The warning, published in the Moscow newspaper “Trud, ” sharply attacked three aged Jews charging them with allegedly dealing with the Israeli Embassy and other foreigners and with speculating in religious articles. Prayer books, prayer shawls and other religious articles are in short supply in the Soviet Union because of government bans on their imports or manufacture.

Singled out in the newspaper attack were Moise Chernukhin, 56; Zinovy Roginski, 66; and Shimon Sheiffer, 80. The attack closely paralleled a similar newspaper harangue against alleged Jewish relations with Israelis which preceded the closing of the Lvov synagogue last year.

Charging that Chernukhin had provided foreigners since 1939 with false reports about conditions in the Soviet Union, Trud asserted that he sold at speculative prices religious articles he obtained from tourists. The paper said he collected goods for speculation at the synagogue and had taken “books of dubious content” from the Israel Embassy.

Trud said Chernukhin’s behavior was so disgraceful that he was ousted from membership in the Moscow Synagogue Council of 20, a group that guides the synagogue’s affairs.

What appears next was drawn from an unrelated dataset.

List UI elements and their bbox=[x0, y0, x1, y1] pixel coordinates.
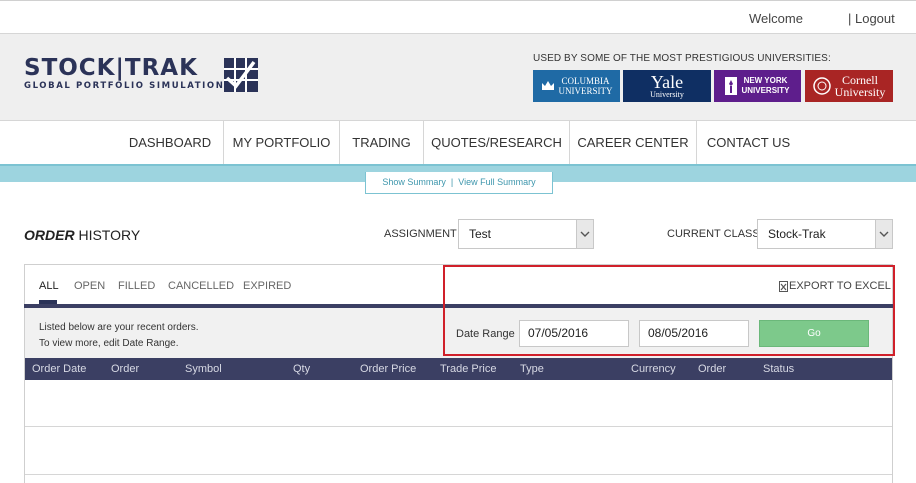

Charging that he could neither read nor write, the Moscow paper said Chernukhin was invited last year to the Israel Embassy for a party honoring the Israel delegation to the world Congress for Peace and Disarmament.

(An Israeli embassy spokes man in Moscow noted that, as an official of the synagogue, Chernukhin was invited to embassy functions and that the invitation always went through the Chief Rabbi in Moscow as a matter of protocol.)

Trud said that Roginsky, at a reception at the Israel Embassy last year in celebration of the Jewish New Year, allegedly had for speculative purposes picked up prayer shawls, prayer books and other literature made available on tables in the room. Sheiffer was criticized for having allegedly entered the special enclosure reserved for foreigners at the synagogue where he was said to have begged for prayer shawls, literature and “souvenirs. ” Israeli diplomats are obliged to sit at a special reserved section in the Moscow synagogue to prevent Russian Jews from coming in contact with them.